После обычных семинарских занятий я поспешил в монастырь капуцинов и высказал приору свою решимость начать послушничество, прибавив, что уже известил об этом и мать и княгиню. Казалось, мое неожиданное рвение удивило Леонарда; не проявляя навязчивости, он на все лады пытался выведать у меня, почему я настаиваю на немедленном посвящении, ибо он отлично понимал, что какое-то из ряда вон выходящее событие толкнуло меня на этот шаг. Непреодолимый стыд не позволил мне открыть ему всю правду; напротив, я рассказал ему, пылая огнем экзальтации, о чудесных событиях моего детства, столь явно предопределивших мое призвание к монашеской жизни. Леонард спокойно выслушал меня и, не подвергая сомнению мои видения, кажется, довольно равнодушно принял их; более того, он прямо сказал, что все это слишком мало говорит о подлинности моего призвания, что тут возможен самообман.

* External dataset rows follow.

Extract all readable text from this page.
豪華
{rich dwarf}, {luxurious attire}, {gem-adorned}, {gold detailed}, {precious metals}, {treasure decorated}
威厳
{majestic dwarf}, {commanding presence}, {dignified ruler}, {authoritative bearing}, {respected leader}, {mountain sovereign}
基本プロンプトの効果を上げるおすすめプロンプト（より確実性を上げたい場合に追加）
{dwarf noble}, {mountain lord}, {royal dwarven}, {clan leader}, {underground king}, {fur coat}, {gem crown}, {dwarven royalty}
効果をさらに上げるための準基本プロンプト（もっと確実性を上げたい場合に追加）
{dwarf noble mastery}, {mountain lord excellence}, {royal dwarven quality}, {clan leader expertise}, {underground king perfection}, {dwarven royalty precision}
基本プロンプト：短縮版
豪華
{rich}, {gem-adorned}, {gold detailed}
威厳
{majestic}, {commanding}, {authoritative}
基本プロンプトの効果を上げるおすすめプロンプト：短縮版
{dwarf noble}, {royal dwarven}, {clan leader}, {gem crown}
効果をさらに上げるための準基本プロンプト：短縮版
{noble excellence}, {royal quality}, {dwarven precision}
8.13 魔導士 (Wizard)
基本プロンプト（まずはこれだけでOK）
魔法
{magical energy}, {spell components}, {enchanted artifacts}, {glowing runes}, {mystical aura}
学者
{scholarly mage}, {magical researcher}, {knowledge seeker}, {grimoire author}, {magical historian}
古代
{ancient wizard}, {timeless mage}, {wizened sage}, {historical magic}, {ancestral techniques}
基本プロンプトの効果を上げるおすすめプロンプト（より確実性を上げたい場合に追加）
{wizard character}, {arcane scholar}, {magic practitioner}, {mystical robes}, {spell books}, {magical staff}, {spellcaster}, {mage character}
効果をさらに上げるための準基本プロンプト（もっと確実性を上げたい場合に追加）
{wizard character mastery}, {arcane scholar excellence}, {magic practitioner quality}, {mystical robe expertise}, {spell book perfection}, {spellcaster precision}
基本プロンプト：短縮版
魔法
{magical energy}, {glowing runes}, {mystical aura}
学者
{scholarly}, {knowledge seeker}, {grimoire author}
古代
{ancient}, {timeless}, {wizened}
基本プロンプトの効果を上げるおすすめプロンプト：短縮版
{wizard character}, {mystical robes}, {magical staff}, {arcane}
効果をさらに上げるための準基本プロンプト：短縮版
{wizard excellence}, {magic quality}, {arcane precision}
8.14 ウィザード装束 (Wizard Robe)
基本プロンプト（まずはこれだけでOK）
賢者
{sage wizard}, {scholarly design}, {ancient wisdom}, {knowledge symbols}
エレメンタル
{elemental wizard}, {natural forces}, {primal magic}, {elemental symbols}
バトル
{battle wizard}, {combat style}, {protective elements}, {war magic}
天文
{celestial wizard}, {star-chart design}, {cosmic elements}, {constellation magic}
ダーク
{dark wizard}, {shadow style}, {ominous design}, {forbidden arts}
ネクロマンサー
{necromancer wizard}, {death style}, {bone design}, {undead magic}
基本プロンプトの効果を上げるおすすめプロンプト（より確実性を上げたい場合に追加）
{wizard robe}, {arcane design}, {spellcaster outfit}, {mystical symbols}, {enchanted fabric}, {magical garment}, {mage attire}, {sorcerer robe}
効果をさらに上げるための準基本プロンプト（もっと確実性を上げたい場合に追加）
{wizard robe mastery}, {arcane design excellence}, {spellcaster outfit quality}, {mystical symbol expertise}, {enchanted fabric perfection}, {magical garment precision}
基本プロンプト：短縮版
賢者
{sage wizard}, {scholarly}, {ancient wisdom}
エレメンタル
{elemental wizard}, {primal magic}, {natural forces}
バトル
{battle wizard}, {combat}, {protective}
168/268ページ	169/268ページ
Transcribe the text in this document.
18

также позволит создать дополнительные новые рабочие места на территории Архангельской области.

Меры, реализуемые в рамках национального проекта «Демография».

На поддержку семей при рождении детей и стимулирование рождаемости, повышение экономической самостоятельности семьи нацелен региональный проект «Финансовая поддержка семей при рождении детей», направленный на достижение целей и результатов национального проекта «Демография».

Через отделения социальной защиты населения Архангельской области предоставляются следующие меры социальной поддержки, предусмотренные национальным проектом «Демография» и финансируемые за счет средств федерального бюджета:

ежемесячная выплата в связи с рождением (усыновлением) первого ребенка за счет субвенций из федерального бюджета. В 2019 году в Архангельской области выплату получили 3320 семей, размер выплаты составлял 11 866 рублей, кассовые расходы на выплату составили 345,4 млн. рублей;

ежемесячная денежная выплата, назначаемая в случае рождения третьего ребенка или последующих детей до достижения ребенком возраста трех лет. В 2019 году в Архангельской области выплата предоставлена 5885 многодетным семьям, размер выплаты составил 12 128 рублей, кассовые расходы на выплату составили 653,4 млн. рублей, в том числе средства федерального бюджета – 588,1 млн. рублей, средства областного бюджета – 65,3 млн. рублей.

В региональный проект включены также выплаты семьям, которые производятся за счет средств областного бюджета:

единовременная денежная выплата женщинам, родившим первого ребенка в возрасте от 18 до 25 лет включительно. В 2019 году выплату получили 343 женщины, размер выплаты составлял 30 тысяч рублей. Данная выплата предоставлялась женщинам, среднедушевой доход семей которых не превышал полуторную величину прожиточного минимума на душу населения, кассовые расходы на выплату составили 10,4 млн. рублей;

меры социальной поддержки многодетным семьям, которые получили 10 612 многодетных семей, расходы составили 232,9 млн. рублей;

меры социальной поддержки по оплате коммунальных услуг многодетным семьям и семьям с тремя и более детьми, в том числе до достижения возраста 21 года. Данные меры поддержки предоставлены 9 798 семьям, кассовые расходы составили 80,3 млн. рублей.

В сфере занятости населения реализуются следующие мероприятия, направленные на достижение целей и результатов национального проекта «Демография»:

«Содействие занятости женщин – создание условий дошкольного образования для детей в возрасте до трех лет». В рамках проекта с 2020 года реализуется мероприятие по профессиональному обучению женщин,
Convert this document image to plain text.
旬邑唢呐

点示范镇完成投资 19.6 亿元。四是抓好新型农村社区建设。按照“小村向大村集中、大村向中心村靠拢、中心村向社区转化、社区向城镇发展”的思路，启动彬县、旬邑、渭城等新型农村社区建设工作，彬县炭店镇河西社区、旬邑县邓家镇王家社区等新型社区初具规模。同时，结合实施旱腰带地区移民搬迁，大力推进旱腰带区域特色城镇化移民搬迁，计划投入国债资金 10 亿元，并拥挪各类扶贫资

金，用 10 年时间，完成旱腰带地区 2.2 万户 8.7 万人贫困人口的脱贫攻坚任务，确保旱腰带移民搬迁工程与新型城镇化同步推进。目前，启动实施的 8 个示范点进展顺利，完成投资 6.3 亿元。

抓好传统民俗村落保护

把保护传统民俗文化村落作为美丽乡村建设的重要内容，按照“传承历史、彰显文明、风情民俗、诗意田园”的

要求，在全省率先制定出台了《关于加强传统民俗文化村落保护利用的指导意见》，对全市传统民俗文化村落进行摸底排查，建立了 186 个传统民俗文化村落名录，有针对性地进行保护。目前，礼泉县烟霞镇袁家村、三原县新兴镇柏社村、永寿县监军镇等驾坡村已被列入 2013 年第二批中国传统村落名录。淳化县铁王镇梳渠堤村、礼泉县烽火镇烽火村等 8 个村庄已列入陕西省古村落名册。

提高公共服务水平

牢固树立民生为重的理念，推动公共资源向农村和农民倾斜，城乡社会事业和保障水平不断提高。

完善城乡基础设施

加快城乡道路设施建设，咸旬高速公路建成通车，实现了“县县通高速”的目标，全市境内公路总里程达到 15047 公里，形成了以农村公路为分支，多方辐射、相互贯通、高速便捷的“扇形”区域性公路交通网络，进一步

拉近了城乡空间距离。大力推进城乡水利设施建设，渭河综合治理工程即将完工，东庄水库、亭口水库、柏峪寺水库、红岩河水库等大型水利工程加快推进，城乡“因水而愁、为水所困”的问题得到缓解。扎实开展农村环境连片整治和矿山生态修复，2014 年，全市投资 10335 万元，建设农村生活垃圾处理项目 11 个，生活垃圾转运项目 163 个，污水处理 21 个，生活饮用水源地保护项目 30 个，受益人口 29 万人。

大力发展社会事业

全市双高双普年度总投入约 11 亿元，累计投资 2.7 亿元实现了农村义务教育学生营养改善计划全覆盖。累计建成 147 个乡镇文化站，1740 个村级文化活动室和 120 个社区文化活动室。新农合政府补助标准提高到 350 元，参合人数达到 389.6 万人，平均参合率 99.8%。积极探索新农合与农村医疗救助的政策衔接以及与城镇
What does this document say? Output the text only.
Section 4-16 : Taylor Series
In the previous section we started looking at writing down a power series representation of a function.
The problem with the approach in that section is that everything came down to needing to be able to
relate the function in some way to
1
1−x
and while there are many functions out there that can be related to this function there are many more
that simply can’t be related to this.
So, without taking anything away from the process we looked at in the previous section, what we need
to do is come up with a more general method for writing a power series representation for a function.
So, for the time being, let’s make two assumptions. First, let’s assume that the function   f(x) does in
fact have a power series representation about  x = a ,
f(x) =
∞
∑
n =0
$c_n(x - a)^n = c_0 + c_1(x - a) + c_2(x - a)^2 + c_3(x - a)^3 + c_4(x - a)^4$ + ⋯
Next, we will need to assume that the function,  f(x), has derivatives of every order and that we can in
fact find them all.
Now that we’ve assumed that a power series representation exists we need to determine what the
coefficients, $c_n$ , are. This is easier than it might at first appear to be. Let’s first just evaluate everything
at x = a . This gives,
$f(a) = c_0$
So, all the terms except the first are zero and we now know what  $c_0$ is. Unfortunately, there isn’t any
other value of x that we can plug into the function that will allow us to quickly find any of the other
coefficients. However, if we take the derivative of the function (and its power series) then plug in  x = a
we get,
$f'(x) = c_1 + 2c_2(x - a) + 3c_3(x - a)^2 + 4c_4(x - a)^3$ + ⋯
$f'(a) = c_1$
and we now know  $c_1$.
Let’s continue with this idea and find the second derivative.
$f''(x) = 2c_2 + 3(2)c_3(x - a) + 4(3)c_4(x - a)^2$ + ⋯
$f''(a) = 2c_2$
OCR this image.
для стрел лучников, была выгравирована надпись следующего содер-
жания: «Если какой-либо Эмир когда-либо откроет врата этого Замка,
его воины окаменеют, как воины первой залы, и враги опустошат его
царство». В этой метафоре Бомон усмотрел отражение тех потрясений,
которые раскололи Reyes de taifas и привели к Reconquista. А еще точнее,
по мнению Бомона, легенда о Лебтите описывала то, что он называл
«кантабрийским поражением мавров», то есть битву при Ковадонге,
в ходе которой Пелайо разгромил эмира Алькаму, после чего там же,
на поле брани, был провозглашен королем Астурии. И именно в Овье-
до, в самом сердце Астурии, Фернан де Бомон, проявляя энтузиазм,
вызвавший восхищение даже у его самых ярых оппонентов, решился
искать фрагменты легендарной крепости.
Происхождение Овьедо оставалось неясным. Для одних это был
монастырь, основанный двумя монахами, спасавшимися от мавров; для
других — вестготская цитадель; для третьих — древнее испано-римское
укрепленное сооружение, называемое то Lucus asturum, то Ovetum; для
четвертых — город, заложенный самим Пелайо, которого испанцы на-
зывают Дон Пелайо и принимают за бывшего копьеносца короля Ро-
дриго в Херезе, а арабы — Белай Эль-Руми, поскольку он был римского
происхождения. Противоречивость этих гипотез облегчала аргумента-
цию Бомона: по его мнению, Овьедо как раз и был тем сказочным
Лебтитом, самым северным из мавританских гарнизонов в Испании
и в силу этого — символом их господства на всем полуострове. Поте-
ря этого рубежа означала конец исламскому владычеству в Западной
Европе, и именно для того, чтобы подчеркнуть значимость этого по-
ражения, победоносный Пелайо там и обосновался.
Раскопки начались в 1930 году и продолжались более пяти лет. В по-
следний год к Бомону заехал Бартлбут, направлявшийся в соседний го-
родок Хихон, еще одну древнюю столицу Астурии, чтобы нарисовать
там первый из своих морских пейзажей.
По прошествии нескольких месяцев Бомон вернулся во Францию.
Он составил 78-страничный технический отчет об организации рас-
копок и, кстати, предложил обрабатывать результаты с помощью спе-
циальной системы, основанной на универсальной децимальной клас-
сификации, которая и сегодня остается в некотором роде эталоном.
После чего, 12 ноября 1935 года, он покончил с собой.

Вообще Леонард неохотно говорил о видениях святых и даже о чудесах первых провозвестников христианства, и я, поддаваясь искушению, временами подозревал его в тайных сомнениях. Чтобы вызвать его на откровенность, я как-то дерзнул заговорить о хулителях католической религии; особенно порицал я тех, кто с ребяческим задором клеймит веру в сверхчувственное нечестивым словом "суеверие". Леонард ответил на это с кроткой улыбкой: "Сын мой, неверие – это худшее из суеверий" – и перевел разговор на другие, маловажные темы. Лишь значительно позднее приобщился я к его вдохновенным мыслям о сокровенной стороне нашей религии, например о таинственной связи свойственного человеку духовного начала с Высшим существом, и пришел к убеждению, что Леонард правильно поступал, приберегая самые заветные, излившиеся из глубины верующей души высказывания лишь для своих удостоившихся как бы высшего посвящения учеников.